J’ai offert à ma fille une villa de luxe pour son mariage… et le lendemain, son mari y a installé toute sa famille. Quand il a exigé : « Mettez la maison à nos noms », j’ai compris son véritable plan.

Elle a ri quand même, juste pour garder la paix.
Sa famille m’a mis mal à l’aise aussi.

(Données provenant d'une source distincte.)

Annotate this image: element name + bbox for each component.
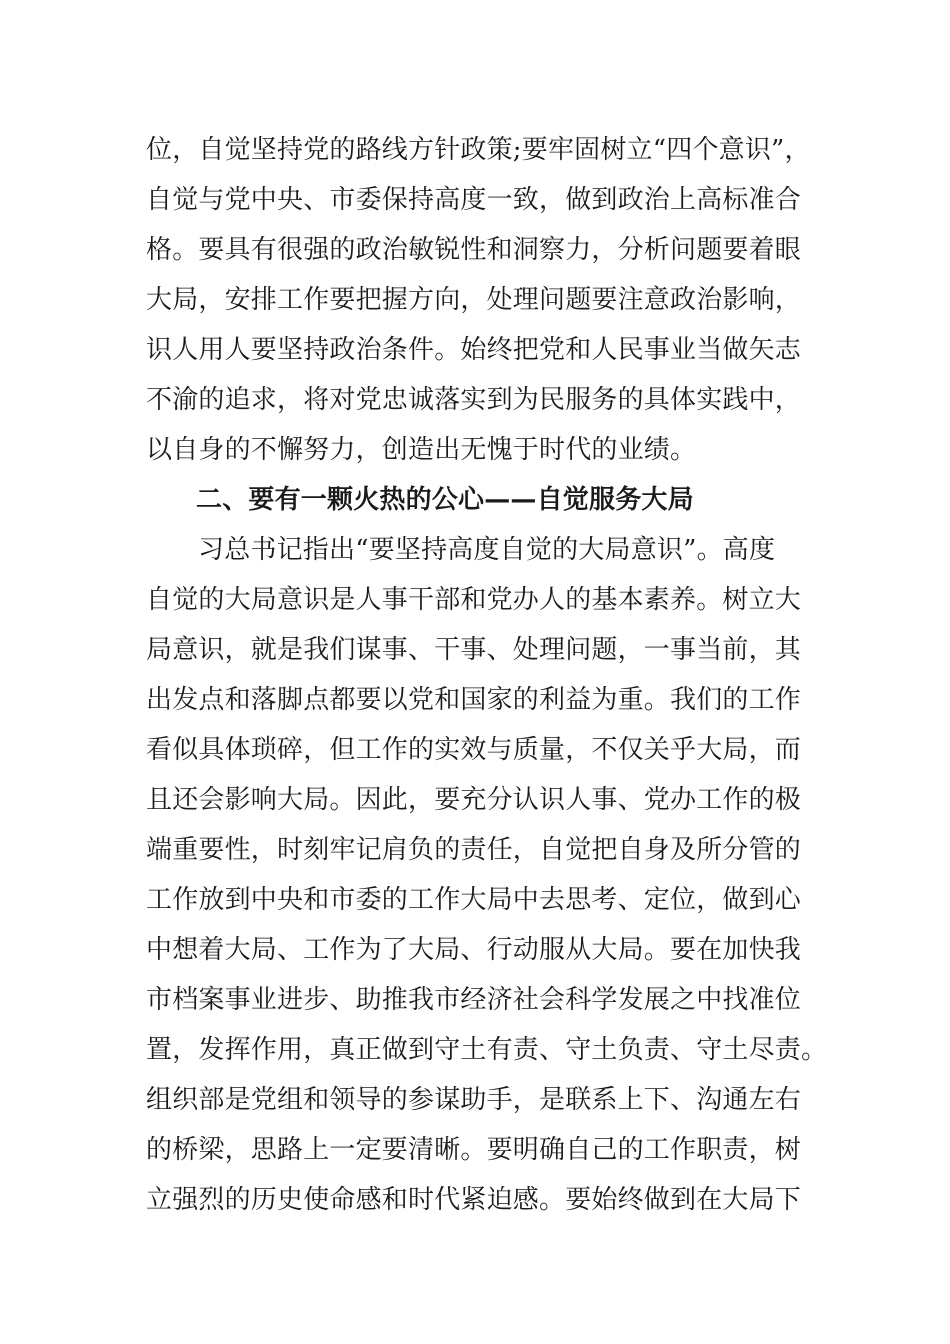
text-line: 组织部是党组和领导的参谋助手，是联系上下、沟通左右 [146, 1085, 802, 1115]
text-line: 大局，安排工作要把握方向，处理问题要注意政治影响， [146, 285, 802, 315]
text-line: 局意识，就是我们谋事、干事、处理问题，一事当前，其 [146, 635, 802, 665]
text-line: 格。要具有很强的政治敏锐性和洞察力，分析问题要着眼 [146, 235, 802, 265]
text-line: 市档案事业进步、助推我市经济社会科学发展之中找准位 [146, 985, 802, 1015]
text-line: 识人用人要坚持政治条件。始终把党和人民事业当做矢志 [146, 335, 802, 365]
text-line: 自觉的大局意识是人事干部和党办人的基本素养。树立大 [146, 585, 802, 615]
section-heading: 二、要有一颗火热的公心——自觉服务大局 [196, 485, 694, 515]
text-line: 自觉与党中央、市委保持高度一致，做到政治上高标准合 [146, 185, 802, 215]
text-line: 端重要性，时刻牢记肩负的责任，自觉把自身及所分管的 [146, 835, 802, 865]
text-line: 出发点和落脚点都要以党和国家的利益为重。我们的工作 [146, 685, 802, 715]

Au dîner, sa mère a dit un jour : « Mon fils mérite une femme qui sait comment gérer une maison. Mariana a baissé les yeux. Je me suis dit que c’était juste une différence de personnalités.
Alors je me suis concentré sur le mariage. Et sur le cadeau.
Le lendemain du mariage, j’ai donné à Mariana les clés de la villa. « C’est à toi, » lui ai-je dit. « Quelque chose que personne ne peut enlever. ” Elle a pleuré en me serrant dans ses bras. Iván a souri derrière elle.
Je pensais que tout irait bien.
J’avais tort.
Le lendemain, Mariana m’a appelé, sa voix se brise.
“Maman… La famille d’Iván est ici. Tous. Et je pense… ils prévoient de rester« Allez-vous expliquer pourquoi la famille de votre mari s’est présentée avec des valises à la maison que je vous ai donnée, ou allez-vous vraiment les laisser s’installer comme si c’était chez eux ? »
C’est ainsi que commença le pire jour de la vie de ma fille.

J’avais acheté cette villa à Valle de Bravo comme cadeau de mariage pour Mariana. Ce n’était pas pour frimer, c’était ma façon de m’assurer qu’elle aurait toujours quelque chose à elle. Un havre de paix. Un refuge. Un foyer que personne ne pourrait lui prendre.

Mais parfois, un cadeau comme celui-ci attire les mauvaises personnes.

Mariana avait toujours été gentille, trop gentille même. Polie, travailleuse, le genre de personne qui vous remercie pour le moindre geste. Et c’est précisément pour cela qu’Iván m’a inquiétée dès notre première rencontre. Charmant, sûr de lui, toujours à plaisanter, mais ses plaisanteries étaient souvent aux dépens de Mariana, déguisées en humour.

Elle a quand même ri, juste pour maintenir la paix.

Sa famille me mettait mal à l’aise aussi. Un soir, à table, sa mère a dit : « Mon fils mérite une femme qui sait tenir une maison. » Mariana a baissé les yeux. Je me suis dit que ce n’était qu’une question de personnalités.

Je me suis donc concentrée sur le mariage. Et sur le cadeau.

Le lendemain du mariage, j’ai remis les clés de la villa à Mariana. « Elle est à toi », lui ai-je dit. « Quelque chose que personne ne pourra te prendre. » Elle a pleuré en me serrant dans ses bras. Iván souriait derrière elle.

Je pensais que tout irait bien.

J’ai eu tort.

Le lendemain même, Mariana m’a appelée, la voix brisée.
« Maman… toute la famille d’Iván est là. Et je crois… qu’ils comptent rester. »

À mon arrivée, la maison était déjà pleine à craquer. Valises, cartons, courses, même une cage à oiseaux. Sa mère donnait des ordres. Ses sœurs se comportaient comme des invitées en vacances. Iván, lui, restait là, imperturbable, comme si de rien n’était.

« Ils ne restent que quelques jours », a-t-il dit.

Mais les jours se sont transformés en semaines.

Bientôt, la maison ne ressemblait plus à celle de Mariana. Les meubles furent déplacés. Les rideaux changés. Des photos de sa famille tapissèrent les murs. Mariana n’était plus la propriétaire ; elle était traitée comme une servante.

Je l’ai trouvée un après-midi en train de frotter le sol de la cuisine, tandis que sa mère, assise à côté, lui montrait ce qu’elle avait oublié. Iván est entré, l’a à peine regardée et lui a demandé un verre d’un air désinvolte.